Black coins & swan flipping

My previous post sparked a number of responses from various corners, including some exchanges I had on Twitter as well as two blog posts, one by Simine Vazire and another one following on from that. In addition, there has also been another post which discussed (and, in my opinion, misrepresented) similar things I said recently at the UCL “Is Science Broken” panel discussion.

I don’t blame people for misunderstanding what I’m saying. The blame must lie largely with my own inability to communicate my thoughts clearly. Maybe I am just crazy. As they say, you can’t really judge your own sanity. However, I am a bit worried about our field. To me the issues I am trying to raise are self-evident and fundamental. The fact that they apparently aren’t to others makes me wonder if Science isn’t in fact broken after all…

Either way, I want to post a brief (even by Alexetz’ standards?) rejoinder to that. They will just be brief answers to frequently asked questions (or rather, the often constructed strawmen):

Why do you hate replications?

I don’t. I am saying replications are central to good science. This means all (or close to it) studies should contain replications as part of their design. It should be a daisy chain. Each experiment should contain some replications, some sanity checks and control conditions. This serves two purposes: it shows that your experiment was done properly and it helps to accumulate evidence on whether or not the previous findings are reliable. Thus we must stop distinguishing between “replicators” and “original authors”. All scientists should be replicators all the bloody time!

Why should replicators have to show why they failed to replicate?

They shouldn’t.
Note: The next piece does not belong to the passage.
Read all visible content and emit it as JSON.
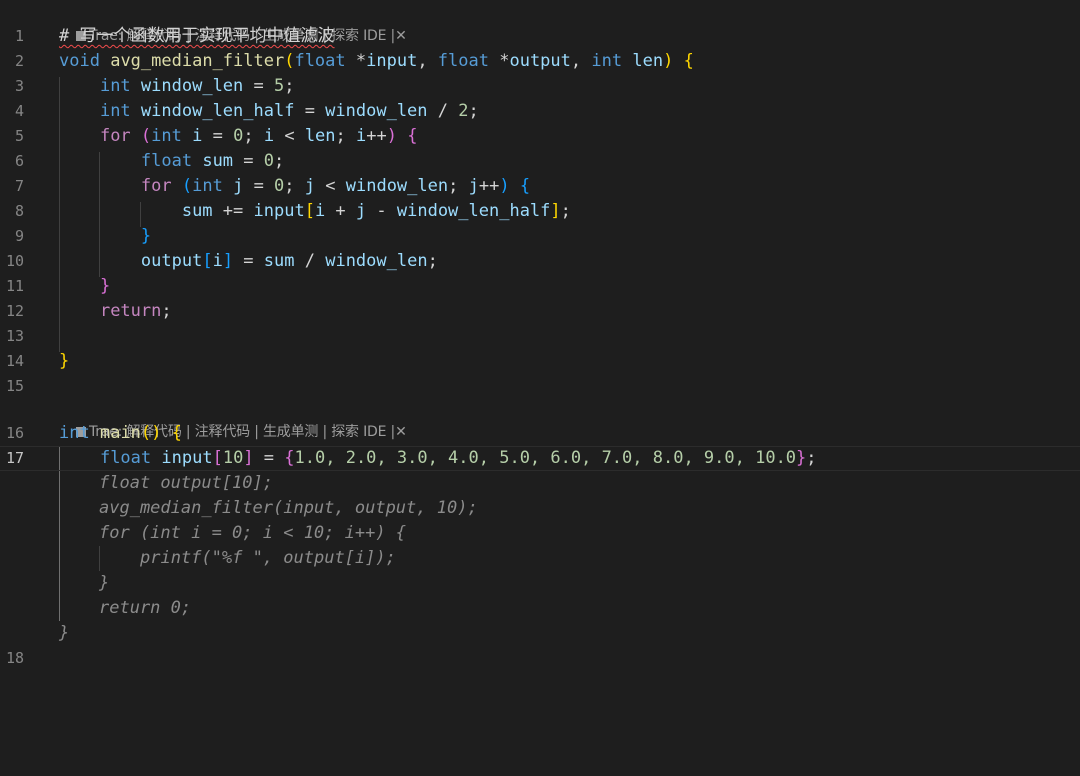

But, as I said in the previous point, they should be expected to provide evidence that they did a proper experiment. And of course the original study should be held to the same standard. This could in fact be a sanity check: if you show that the method used couldn’t possibly reveal reliable data this speaks volumes about the original effect.

It’s not the replicator’s fault if the original study didn’t contain a sanity check!

That is true. It isn’t your fault if the previous study was badly designed. But it is your fault if you are aware of that defect and nonetheless don’t try to do better. And it’s not really that black and white. What was good design yesterday can be bad design today and indefensibly terrible tomorrow. We can always do better. That’s called progress.

But… but… fluke… *gasp* type 1 error… Randomness!?!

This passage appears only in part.